Dan Dowling
Big Daddy’s Funeral
Oil on canvas
Dan Dowling (b. 1954, Belfast) is an Irish painter whose work engages with the dynamics of contemporary life through figurative imagery rooted in observation and memory. Educated at St Mary’s Grammar School, Belfast, he has developed a practice informed by his native city, his travels in Spain, and long-distance walking, including the Camino de Santiago. He exhibits regularly at the Royal Ulster Academy and the Royal Hibernian Academy annual exhibitions, and has served as President of the Royal Ulster Academy of Arts since 2021.
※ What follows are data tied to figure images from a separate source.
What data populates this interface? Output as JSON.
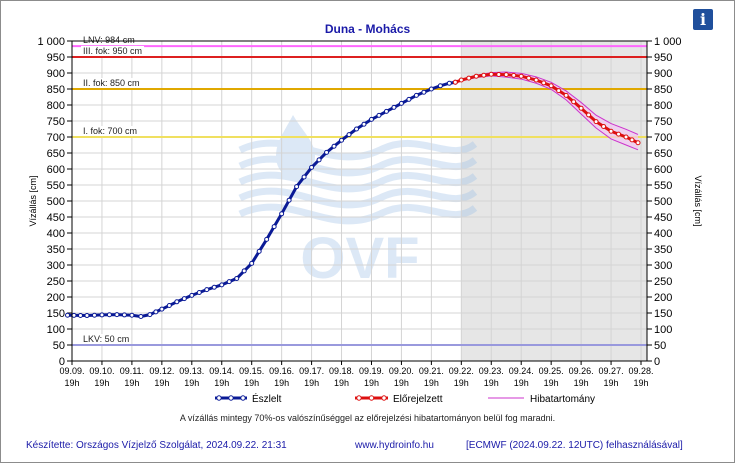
{
  "header": {
    "info_label": "i"
  },
  "chart_data": {
    "type": "line",
    "title": "Duna - Mohács",
    "ylabel": "Vízállás [cm]",
    "ylabel_right": "Vízállás [cm]",
    "xlabel": "",
    "ylim": [
      0,
      1000
    ],
    "yticks": [
      "0",
      "50",
      "100",
      "150",
      "200",
      "250",
      "300",
      "350",
      "400",
      "450",
      "500",
      "550",
      "600",
      "650",
      "700",
      "750",
      "800",
      "850",
      "900",
      "950",
      "1 000"
    ],
    "xlim": [
      0,
      19.2
    ],
    "forecast_start": 13,
    "x_labels": [
      {
        "day": "09.09.",
        "time": "19h",
        "x": 0
      },
      {
        "day": "09.10.",
        "time": "19h",
        "x": 1
      },
      {
        "day": "09.11.",
        "time": "19h",
        "x": 2
      },
      {
        "day": "09.12.",
        "time": "19h",
        "x": 3
      },
      {
        "day": "09.13.",
        "time": "19h",
        "x": 4
      },
      {
        "day": "09.14.",
        "time": "19h",
        "x": 5
      },
      {
        "day": "09.15.",
        "time": "19h",
        "x": 6
      },
      {
        "day": "09.16.",
        "time": "19h",
        "x": 7
      },
      {
        "day": "09.17.",
        "time": "19h",
        "x": 8
      },
      {
        "day": "09.18.",
        "time": "19h",
        "x": 9
      },
      {
        "day": "09.19.",
        "time": "19h",
        "x": 10
      },
      {
        "day": "09.20.",
        "time": "19h",
        "x": 11
      },
      {
        "day": "09.21.",
        "time": "19h",
        "x": 12
      },
      {
        "day": "09.22.",
        "time": "19h",
        "x": 13
      },
      {
        "day": "09.23.",
        "time": "19h",
        "x": 14
      },
      {
        "day": "09.24.",
        "time": "19h",
        "x": 15
      },
      {
        "day": "09.25.",
        "time": "19h",
        "x": 16
      },
      {
        "day": "09.26.",
        "time": "19h",
        "x": 17
      },
      {
        "day": "09.27.",
        "time": "19h",
        "x": 18
      },
      {
        "day": "09.28.",
        "time": "19h",
        "x": 19
      }
    ],
    "thresholds": [
      {
        "label": "LNV: 984 cm",
        "value": 984,
        "color": "#ff66ff"
      },
      {
        "label": "III. fok: 950 cm",
        "value": 950,
        "color": "#dd2020"
      },
      {
        "label": "II. fok: 850 cm",
        "value": 850,
        "color": "#e0a800"
      },
      {
        "label": "I. fok: 700 cm",
        "value": 700,
        "color": "#f0e060"
      },
      {
        "label": "LKV: 50 cm",
        "value": 50,
        "color": "#9999dd"
      }
    ],
    "series": [
      {
        "name": "Észlelt",
        "color": "#0a1a96",
        "points": [
          [
            -0.15,
            143
          ],
          [
            0.5,
            142
          ],
          [
            1,
            144
          ],
          [
            1.5,
            145
          ],
          [
            2,
            143
          ],
          [
            2.3,
            139
          ],
          [
            2.6,
            145
          ],
          [
            3,
            162
          ],
          [
            3.5,
            185
          ],
          [
            4,
            205
          ],
          [
            4.5,
            223
          ],
          [
            5,
            238
          ],
          [
            5.5,
            258
          ],
          [
            6,
            305
          ],
          [
            6.5,
            380
          ],
          [
            7,
            460
          ],
          [
            7.5,
            545
          ],
          [
            8,
            605
          ],
          [
            8.5,
            652
          ],
          [
            9,
            690
          ],
          [
            9.5,
            725
          ],
          [
            10,
            755
          ],
          [
            10.5,
            780
          ],
          [
            11,
            805
          ],
          [
            11.5,
            830
          ],
          [
            12,
            850
          ],
          [
            12.3,
            860
          ],
          [
            12.6,
            868
          ],
          [
            12.8,
            871
          ]
        ]
      },
      {
        "name": "Előrejelzett",
        "color": "#dd1010",
        "points": [
          [
            12.8,
            871
          ],
          [
            13,
            878
          ],
          [
            13.5,
            890
          ],
          [
            14,
            896
          ],
          [
            14.5,
            895
          ],
          [
            15,
            890
          ],
          [
            15.5,
            878
          ],
          [
            16,
            860
          ],
          [
            16.5,
            830
          ],
          [
            17,
            790
          ],
          [
            17.5,
            748
          ],
          [
            18,
            718
          ],
          [
            18.5,
            700
          ],
          [
            18.9,
            682
          ]
        ]
      },
      {
        "name": "Hibatartomány",
        "color": "#cc33cc",
        "upper": [
          [
            12.8,
            873
          ],
          [
            13,
            880
          ],
          [
            13.5,
            893
          ],
          [
            14,
            901
          ],
          [
            14.5,
            903
          ],
          [
            15,
            899
          ],
          [
            15.5,
            888
          ],
          [
            16,
            871
          ],
          [
            16.5,
            844
          ],
          [
            17,
            808
          ],
          [
            17.5,
            768
          ],
          [
            18,
            742
          ],
          [
            18.5,
            724
          ],
          [
            18.9,
            708
          ]
        ],
        "lower": [
          [
            12.8,
            869
          ],
          [
            13,
            875
          ],
          [
            13.5,
            886
          ],
          [
            14,
            891
          ],
          [
            14.5,
            887
          ],
          [
            15,
            881
          ],
          [
            15.5,
            868
          ],
          [
            16,
            849
          ],
          [
            16.5,
            816
          ],
          [
            17,
            772
          ],
          [
            17.5,
            728
          ],
          [
            18,
            694
          ],
          [
            18.5,
            675
          ],
          [
            18.9,
            660
          ]
        ]
      }
    ],
    "legend_position": "bottom"
  },
  "note": "A vízállás mintegy 70%-os valószínűséggel az előrejelzési hibatartományon belül fog maradni.",
  "footer": {
    "author": "Készítette: Országos Vízjelző Szolgálat, 2024.09.22. 21:31",
    "website": "www.hydroinfo.hu",
    "model": "[ECMWF (2024.09.22. 12UTC) felhasználásával]"
  },
  "watermark_text": "OVF"
}
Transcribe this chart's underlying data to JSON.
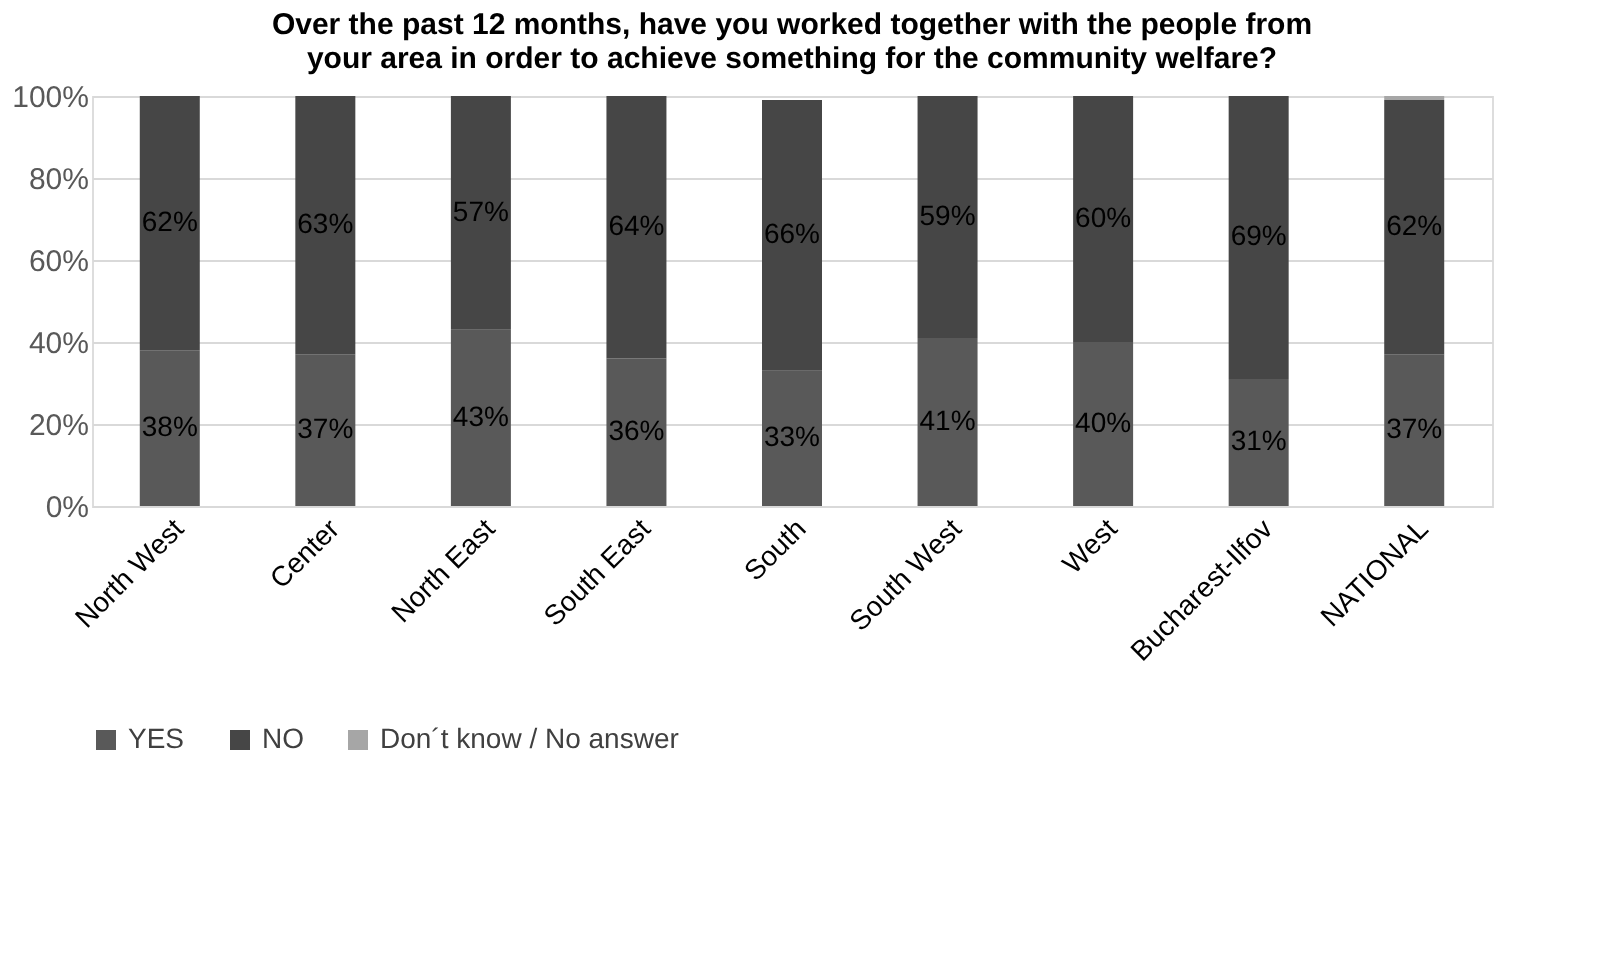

Big Daddy’s Funeral is an early work that reflects Dowling’s enduring interest in the passage of time and the structures that shape everyday experience. Set on Donegall Street in Belfast, the painting presents a constructed urban scene in which observed detail is interwoven with symbolic suggestion. The presence of St Patrick’s Church and a passing funeral introduces a quiet meditation on mortality, while a double-decker bus, populated by uniform, anonymous figures, evokes the repetitive rhythms of working life. In the foreground, two loosely rendered figures and a dog suggest a contrasting sense of spontaneity and freedom. A large commercial advertisement further anchors the scene within a contemporary social and economic context.
Balancing description with implication, the work invites reflection on the tensions between individual agency and collective routine, and on the cyclical nature of daily life.